I read an article the other day about the implications of Facebook for our spiritual lives. I’ll blog about that specifically later this week, but in the meantime I wanted to talk about the so-called “epidemic of narcissism,” because the author of the Facebook article cited that in his article.
People talk about a rise in narcissism as if it’s a foregone conclusion. I’m not completely convinced, for reasons that I’ll talk about in part 2 of this post, but here are some preliminary thoughts:
Several of us got into a discussion on FB recently about manners. One good friend speaks for many of us when he wrote, “What concerns me is a purely anecdotal perception of a rise in… rudeness and anti-social behavior. Among adults and young people today, more and more, I encounter a complete lack of, well, basic manners. [What concerns me] is a sort of ‘nobody matters but me’ narcissism.”
I often think the same thing when I encounter people with bad manners and boorish behavior—that they think the world revolves around them and that they’re too good for the rules of polite society. Google “narcissism epidemic” to see how pervasive this story is.
I find myself wondering whether this is the right story, however. I hit upon an intellectual exercise: just for fun, to see how many different theories I could come up with to explain the rise in bad manners that didn’t involve narcissism. What if the party line that so many of us parrot these days isn’t true? Or maybe the party line has some truth to it, but is way too simplistic.
Here we go:
Assuming the premise that bad manners are on the rise (which I also think you could argue against), here are some possible explanations that do not include the narcissism meme:
1. We no longer live in the “children should be seen and not heard” society.

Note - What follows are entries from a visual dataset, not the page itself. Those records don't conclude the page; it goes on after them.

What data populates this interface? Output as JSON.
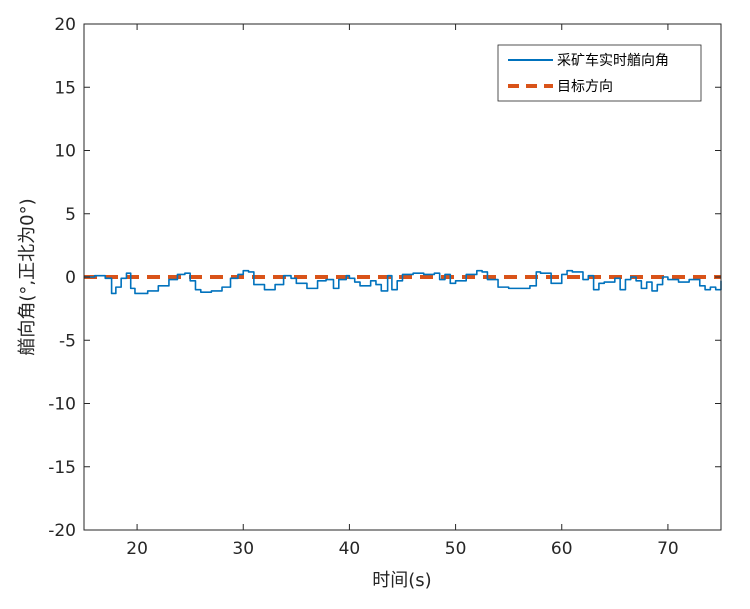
{
  "chart_data": {
    "type": "line",
    "title": "",
    "xlabel": "时间(s)",
    "ylabel": "艏向角(°,正北为0°)",
    "xlim": [
      15,
      75
    ],
    "ylim": [
      -20,
      20
    ],
    "xticks": [
      20,
      30,
      40,
      50,
      60,
      70
    ],
    "yticks": [
      -20,
      -15,
      -10,
      -5,
      0,
      5,
      10,
      15,
      20
    ],
    "grid": false,
    "legend_position": "top-right",
    "colors": {
      "actual": "#0072BD",
      "target": "#D95319",
      "axis": "#262626"
    },
    "series": [
      {
        "name": "采矿车实时艏向角",
        "style": "solid",
        "x": [
          15,
          16,
          17,
          17.6,
          18,
          18.5,
          19,
          19.4,
          19.8,
          20.3,
          21,
          22,
          23,
          23.8,
          24.5,
          25,
          25.5,
          26,
          27,
          28,
          28.8,
          29.5,
          30,
          30.5,
          31,
          32,
          33,
          33.8,
          34.5,
          35,
          36,
          37,
          37.8,
          38.5,
          39,
          39.7,
          40,
          40.5,
          41,
          42,
          42.5,
          43,
          43.6,
          44,
          44.5,
          45,
          46,
          47,
          48,
          48.5,
          49,
          49.5,
          50,
          51,
          52,
          52.5,
          53,
          54,
          55,
          56,
          57,
          57.6,
          58,
          59,
          60,
          60.5,
          61,
          62,
          62.5,
          63,
          63.5,
          64,
          65,
          65.5,
          66,
          66.5,
          67,
          67.5,
          68,
          68.5,
          69,
          69.5,
          70,
          71,
          72,
          73,
          73.5,
          74,
          74.5,
          75
        ],
        "y": [
          0,
          0.1,
          -0.1,
          -1.3,
          -0.8,
          -0.1,
          0.3,
          -0.9,
          -1.3,
          -1.3,
          -1.1,
          -0.7,
          -0.2,
          0.2,
          0.3,
          -0.3,
          -1.0,
          -1.2,
          -1.1,
          -0.8,
          -0.1,
          0.2,
          0.5,
          0.4,
          -0.6,
          -1.0,
          -0.6,
          0.1,
          -0.1,
          -0.5,
          -0.9,
          -0.3,
          -0.2,
          -0.9,
          -0.2,
          0.1,
          -0.1,
          -0.4,
          -0.7,
          -0.3,
          -0.6,
          -1.1,
          0.1,
          -1.0,
          -0.3,
          0.2,
          0.3,
          0.2,
          0.3,
          -0.2,
          0.2,
          -0.5,
          -0.3,
          0.2,
          0.5,
          0.4,
          -0.2,
          -0.8,
          -0.9,
          -0.9,
          -0.7,
          0.4,
          0.3,
          -0.5,
          0.2,
          0.5,
          0.4,
          -0.2,
          0.1,
          -1.0,
          -0.5,
          -0.4,
          -0.1,
          -1.0,
          -0.2,
          0.0,
          -0.3,
          -0.9,
          -0.4,
          -1.1,
          -0.6,
          0.0,
          -0.2,
          -0.4,
          -0.2,
          -0.7,
          -1.0,
          -0.8,
          -1.0,
          -0.3
        ]
      },
      {
        "name": "目标方向",
        "style": "dashed",
        "x": [
          15,
          75
        ],
        "y": [
          0,
          0
        ]
      }
    ]
  }
}
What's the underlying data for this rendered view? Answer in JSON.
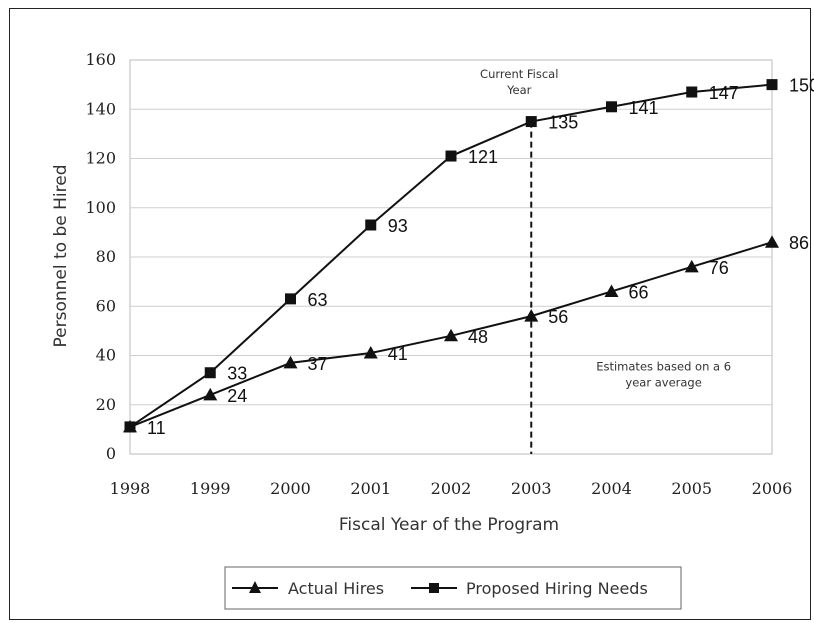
{
  "chart_data": {
    "type": "line",
    "xlabel": "Fiscal Year of the Program",
    "ylabel": "Personnel to be Hired",
    "categories": [
      "1998",
      "1999",
      "2000",
      "2001",
      "2002",
      "2003",
      "2004",
      "2005",
      "2006"
    ],
    "ylim": [
      0,
      160
    ],
    "yticks": [
      "0",
      "20",
      "40",
      "60",
      "80",
      "100",
      "120",
      "140",
      "160"
    ],
    "grid": "horizontal",
    "series": [
      {
        "name": "Actual Hires",
        "marker": "triangle",
        "values": [
          11,
          24,
          37,
          41,
          48,
          56,
          66,
          76,
          86
        ],
        "labels": [
          "",
          "24",
          "37",
          "41",
          "48",
          "56",
          "66",
          "76",
          "86"
        ]
      },
      {
        "name": "Proposed Hiring Needs",
        "marker": "square",
        "values": [
          11,
          33,
          63,
          93,
          121,
          135,
          141,
          147,
          150
        ],
        "labels": [
          "11",
          "33",
          "63",
          "93",
          "121",
          "135",
          "141",
          "147",
          "150"
        ]
      }
    ],
    "annotations": [
      {
        "text_lines": [
          "Current Fiscal",
          "Year"
        ],
        "at_year": "2003",
        "marker_line": "dashed-vertical"
      },
      {
        "text_lines": [
          "Estimates based on a 6",
          "year average"
        ],
        "region": "2003-2006"
      }
    ],
    "legend_position": "bottom-center",
    "color": "#111111"
  }
}
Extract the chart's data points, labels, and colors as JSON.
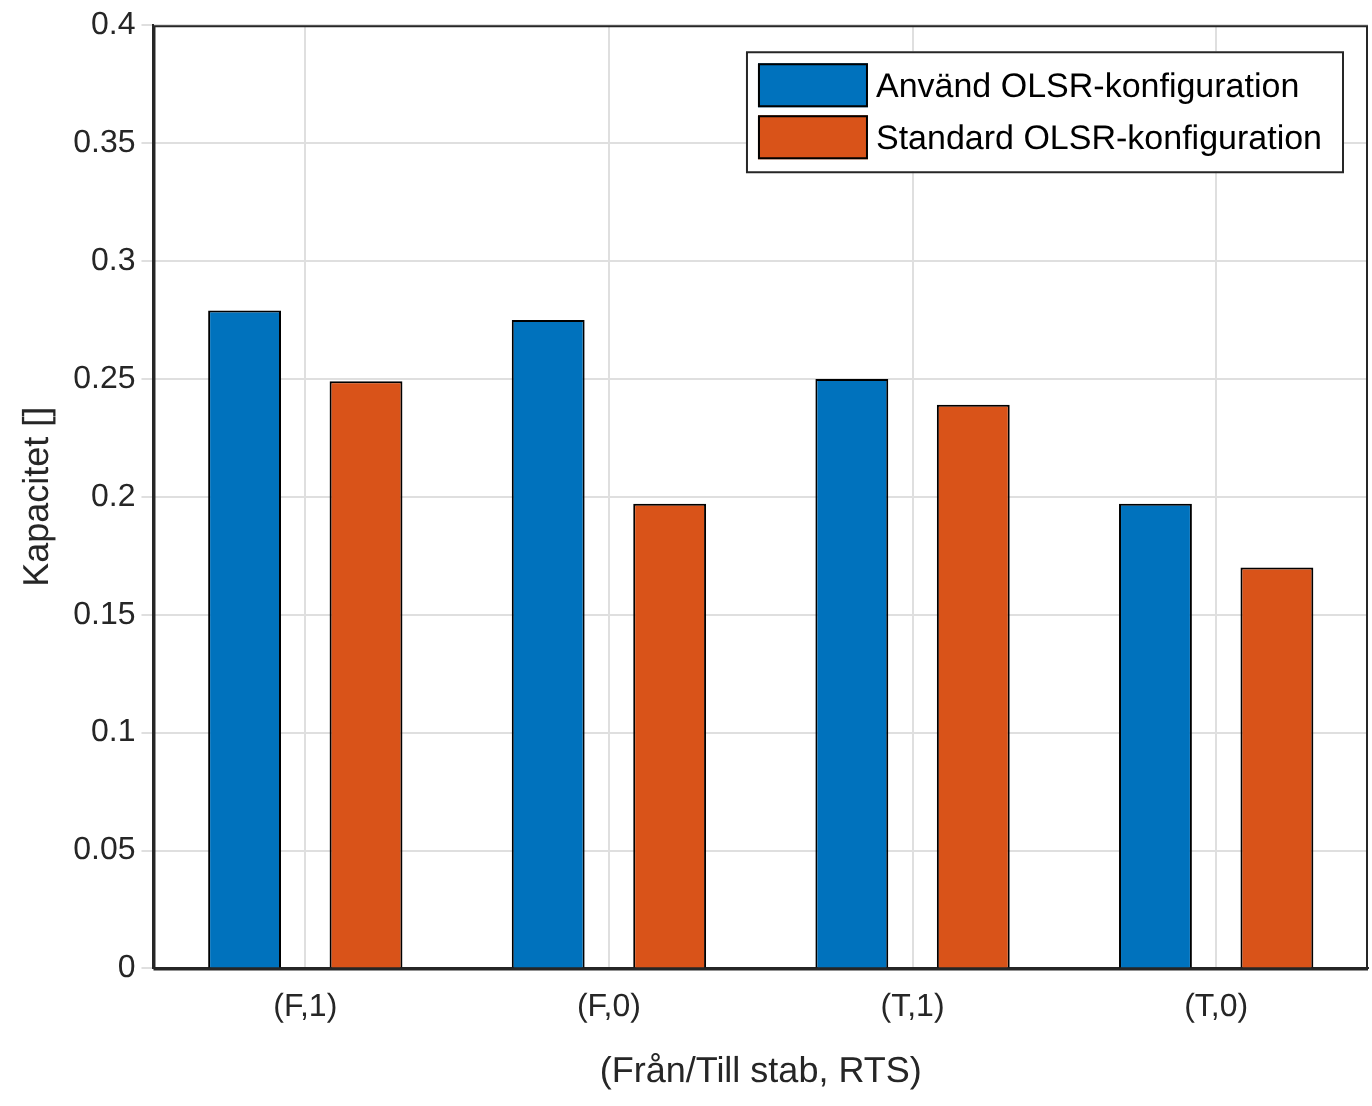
{
  "chart_data": {
    "type": "bar",
    "xlabel": "(Från/Till stab, RTS)",
    "ylabel": "Kapacitet []",
    "categories": [
      "(F,1)",
      "(F,0)",
      "(T,1)",
      "(T,0)"
    ],
    "series": [
      {
        "name": "Använd OLSR-konfiguration",
        "color": "#0072bd",
        "values": [
          0.279,
          0.275,
          0.25,
          0.197
        ]
      },
      {
        "name": "Standard OLSR-konfiguration",
        "color": "#d95319",
        "values": [
          0.249,
          0.197,
          0.239,
          0.17
        ]
      }
    ],
    "ylim": [
      0,
      0.4
    ],
    "yticks": [
      0,
      0.05,
      0.1,
      0.15,
      0.2,
      0.25,
      0.3,
      0.35,
      0.4
    ],
    "grid": true,
    "legend": "top right"
  }
}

Children are now empowered to speak and interact a lot more than they used to. I think most of us would see that as a good thing. At the same time, however, they’re still learning what is and is not appropriate behavior. So yes, we will see them slip up. And we’ll see that more because we see them more.
2. Children (and adults) mirror what they see on TV, which is full of wisecracking characters that say things that are designed to make us laugh, but are often not appropriate for polite society. And children are watching TV unsupervised more than they used to so they don’t get the countermessage that “we don’t do things that way.” I’m not saying this is a good thing, mind you. But it’s not really narcissistic either.
3. We are much more culturally diverse than we used to be, with a lot more mixing, so what looks like boorish behavior to us may simply be a different way of being.
4. There are just a lot more people in the world, so we’re bumping up against each other more, which increases the likelihood that we’ll see people not at their best. A related idea: people eat out a lot more than they used to, which means that ill-behaved kids [and adults, actually] are going to be more visible now. Breaches of manners that would have taken place in the privacy of the home now occur in public.
5. The pace of life feels overwhelming to us. We go too fast and demand too much of ourselves and others, and so we have no mental buffer in place when things get stressful. We find ourselves lashing out, giving the finger on the freeway, saying things we never would have said if we’d been in our right minds. Maybe people lack training in emotional intelligence rather than in good manners, but again, that’s not narcissism, but a lack of self-awareness.
6. People who are self-centered and demanding are actually NOT always narcissists. They are people who feel invisible, like they are not being acknowledged. This is why family systems folk will tell you that people who lash out at clergy are actually seeking connection with them. Ignoring them or cutting them off is actually the worst thing you can do—the behavior will only increase in frequency and severity. (Of course we need to help people express their needs in appropriate ways. But that’s another post.)
7. There’s no question that manners relax over time. I don’t find it rude for children to call me by my first name, for example, assuming they are basically respectful when they do it. But to people who were brought up in a time when you NEVER did that, it seems like an incredible breach of respect, or at very least, jarring to the ears. And then when you see outlier behavior beyond even that, forget it.
In other words, if people did X when you were a kid, and Y was the extreme, it’s going to seem like the sky is falling now that everyone does Y, especially if you see someone doing Z.